I'm currently learning about the maximum likelihood estimation for the parameters of various distributions. I know that the MLE for the popualtion mean of the normal distribution is the common mean formula. But I can calculate the likelihood of a given number to be the popualtion mean by using the probability density function, which I multiply for each datapoint: $$L(\mu,\sigma|x_1,x_2...x_n) = L(\mu,\sigma|x_1)*L(\mu,\sigma|x_2)...L(\mu,\sigma|x_n)$$
$$ = \frac{1}{\sigma \sqrt{2\pi}} e^{-\frac{1}{2}(\frac{x_1-\mu}{\sigma})^2} * \frac{1}{\sigma \sqrt{2\pi}} e^{-\frac{1}{2}(\frac{x_2-\mu}{\sigma})^2} ... \frac{1}{\sigma \sqrt{2\pi}} e^{-\frac{1}{2}(\frac{x_n-\mu}{\sigma})^2} $$
I would like to ask if the code I wrote is a correct way to estimate the population mean by plugging in a series of numbers for the mean and calculate the likelihood of each.
Thank you
set.seed(100)
sample <- rnorm(100, mean=30,sd=25)
#Likelihood of tested pop_mean by calculating PDF of each data-point is sample
#sample -> vector of datapoints (x_1,...,x_n)
#mu -> test likelihood that number is pop mean
#stdev -> use a constant for standrad deviation
estim_sample <- function(sample, mu, stdev){
res_pdf <- unlist(lapply(sample, function(x) dnorm(x, mean=mu, sd=stdev)))
est <- prod(res_pdf)
return(est)
}
#Create vector of numbers to test for pop mean
test_mu <- c(1:100)
#Run estimation to test which pop_mean is most likely
lh_pop <- lapply(test_mu, function(m) estim_sample(sample, mu=m, stdev=24))
lh_pop <- unlist(lh_pop)
#Plot
df <- data.frame(test_val=test_mu, lh_estim=lh_pop)
max <- dplyr::filter(df, lh_estim==max(lh_estim))
plot(x=test_mu, y=log10(lh_pop))
abline(v=max$test_val)
The code you wrote enables you to visually confirm that the mean is somewhere near the middle of the interval (20, 40).
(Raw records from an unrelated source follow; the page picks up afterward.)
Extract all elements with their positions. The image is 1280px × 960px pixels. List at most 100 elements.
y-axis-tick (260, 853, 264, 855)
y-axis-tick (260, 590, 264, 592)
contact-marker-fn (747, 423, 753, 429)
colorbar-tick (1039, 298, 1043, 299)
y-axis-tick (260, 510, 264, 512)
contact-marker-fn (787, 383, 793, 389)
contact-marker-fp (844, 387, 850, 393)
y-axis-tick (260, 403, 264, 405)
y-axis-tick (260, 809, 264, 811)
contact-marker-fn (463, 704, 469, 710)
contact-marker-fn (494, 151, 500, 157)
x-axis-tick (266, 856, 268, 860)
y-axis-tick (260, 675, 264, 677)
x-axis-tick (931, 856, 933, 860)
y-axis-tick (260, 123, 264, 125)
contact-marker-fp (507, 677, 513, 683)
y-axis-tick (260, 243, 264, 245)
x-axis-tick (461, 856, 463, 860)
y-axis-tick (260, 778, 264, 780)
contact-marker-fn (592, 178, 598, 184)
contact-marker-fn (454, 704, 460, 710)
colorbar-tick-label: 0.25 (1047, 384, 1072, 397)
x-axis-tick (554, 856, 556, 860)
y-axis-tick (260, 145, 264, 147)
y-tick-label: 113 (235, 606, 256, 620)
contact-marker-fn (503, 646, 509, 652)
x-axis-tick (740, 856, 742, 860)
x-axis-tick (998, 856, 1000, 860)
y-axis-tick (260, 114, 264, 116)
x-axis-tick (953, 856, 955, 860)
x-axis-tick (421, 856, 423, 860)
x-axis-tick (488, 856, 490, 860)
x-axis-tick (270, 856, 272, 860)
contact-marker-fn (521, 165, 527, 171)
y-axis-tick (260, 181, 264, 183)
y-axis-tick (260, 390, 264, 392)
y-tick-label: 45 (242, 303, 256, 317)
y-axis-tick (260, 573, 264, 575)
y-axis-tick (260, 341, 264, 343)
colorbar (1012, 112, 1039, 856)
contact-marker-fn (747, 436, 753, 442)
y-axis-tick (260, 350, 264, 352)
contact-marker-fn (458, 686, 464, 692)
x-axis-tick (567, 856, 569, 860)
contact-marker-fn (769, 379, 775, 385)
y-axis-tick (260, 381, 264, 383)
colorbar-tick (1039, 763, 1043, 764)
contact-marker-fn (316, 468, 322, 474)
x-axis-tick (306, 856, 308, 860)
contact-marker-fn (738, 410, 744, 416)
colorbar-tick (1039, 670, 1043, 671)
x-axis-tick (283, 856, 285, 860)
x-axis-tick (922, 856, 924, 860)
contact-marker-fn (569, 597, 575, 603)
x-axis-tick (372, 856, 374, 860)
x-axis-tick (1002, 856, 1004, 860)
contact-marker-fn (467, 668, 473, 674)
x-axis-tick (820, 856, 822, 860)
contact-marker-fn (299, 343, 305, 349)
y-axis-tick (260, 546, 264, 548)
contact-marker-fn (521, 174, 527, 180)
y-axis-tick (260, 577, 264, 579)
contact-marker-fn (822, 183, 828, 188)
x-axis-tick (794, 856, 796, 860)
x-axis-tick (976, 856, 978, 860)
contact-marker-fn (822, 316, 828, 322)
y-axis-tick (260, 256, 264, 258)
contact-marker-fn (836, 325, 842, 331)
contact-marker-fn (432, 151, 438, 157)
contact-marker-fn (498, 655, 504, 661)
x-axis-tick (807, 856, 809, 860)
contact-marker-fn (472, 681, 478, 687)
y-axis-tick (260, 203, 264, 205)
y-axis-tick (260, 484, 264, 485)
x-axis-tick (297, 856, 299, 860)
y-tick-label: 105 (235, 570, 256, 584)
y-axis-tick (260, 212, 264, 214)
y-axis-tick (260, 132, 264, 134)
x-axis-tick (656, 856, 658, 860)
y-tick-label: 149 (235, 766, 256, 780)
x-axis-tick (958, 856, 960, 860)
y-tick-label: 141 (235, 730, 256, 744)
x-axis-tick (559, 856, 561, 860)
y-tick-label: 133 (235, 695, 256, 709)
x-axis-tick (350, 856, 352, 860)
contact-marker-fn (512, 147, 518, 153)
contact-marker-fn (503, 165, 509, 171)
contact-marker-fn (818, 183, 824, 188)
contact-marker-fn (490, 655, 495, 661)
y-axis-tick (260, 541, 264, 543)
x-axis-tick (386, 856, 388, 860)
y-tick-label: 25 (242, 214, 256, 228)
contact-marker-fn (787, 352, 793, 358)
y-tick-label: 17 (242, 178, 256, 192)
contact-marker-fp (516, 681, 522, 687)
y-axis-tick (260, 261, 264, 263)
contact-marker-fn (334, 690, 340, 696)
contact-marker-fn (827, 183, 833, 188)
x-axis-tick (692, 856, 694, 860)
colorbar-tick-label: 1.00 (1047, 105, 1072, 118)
Since you know that you chose the mean to be 30, you can look at the figure and feel reassured that the code worked. Which it does!
But this code will have a hard time generally helping you identify the mean, since most of the time the maximum likelihood estimate of the mean will not be an integer. You're bringing your knowledge of the problem's setup in when you evaluate the output of the code. This code is less useful in situations when you don't have that kind of advance knowledge.
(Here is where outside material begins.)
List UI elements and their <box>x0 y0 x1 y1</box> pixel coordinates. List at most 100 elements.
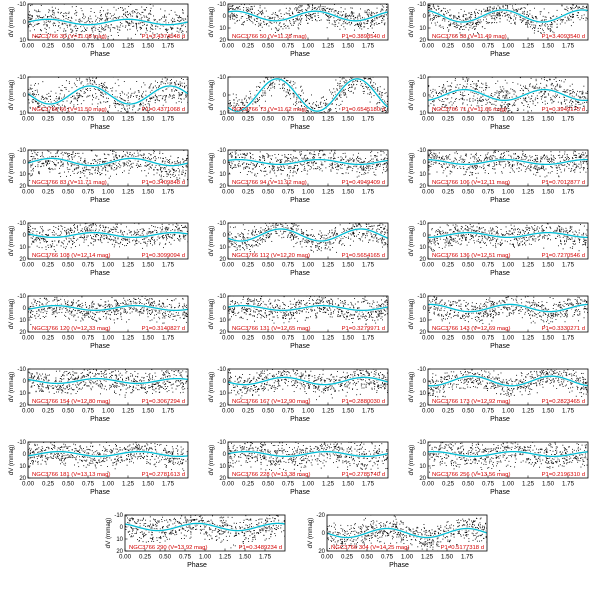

The value of the maximum likelihood approach lies in our ability to use differential calculus to estimate parameters without relying on a search method of the kind you're doing here. So, typically, one would take the first derivative of the likelihood (or another related function; more on that in a minute), and then set that equal to 0. That first order condition, which identifies the critical values of the parameters, must be satisfied at the maximum if it lies in the interior of the parameter space, so starting there eliminates lots of possible values. It's not sufficient, however, since those critical values only include the maximizer. They also include other things, like minimizers and saddle points. So, in general, we might want to check the second derivative at the critical points, to see if it is negative, the second order condition. When this condition holds, we have a maximizer---but not yet the maximizer, just a local one near that point. It could be global, or it could not be. We should proceed to evaluate all candidates and compare values. The critical point with a negative second derivative and the largest value of the likelihood in the set of all such candidates will be the maximum likelihood estimate.
We sometimes know that our function is globally concave, i.e., has negative second derivatives everywhere. When that's true, we can skip the last two steps, since the only critical value will be the maximizer.
In practice, we will often want not to work with the likelihood directly, since it is cumbersome to take the derivative of a really big product. Instead, we can first log the likelihood function, turning our big product into a big sum, which is much easier to differentiate. This trick works because the log changes the shape of the function without moving its critical values around (because log is a strictly increasing function). So we would really want to take the derivative of the log likelihood.
Finally, it's worth saying that this procedure works best with simple examples. When likelihood functions get really complicated, and we therefore no longer have a globally concave function (or. worse, do not know whether we do or not), the first order condition can cease to be the best tool for the job. Other optimizers, many/most of which use information about derivatives, are often faster and more reliable.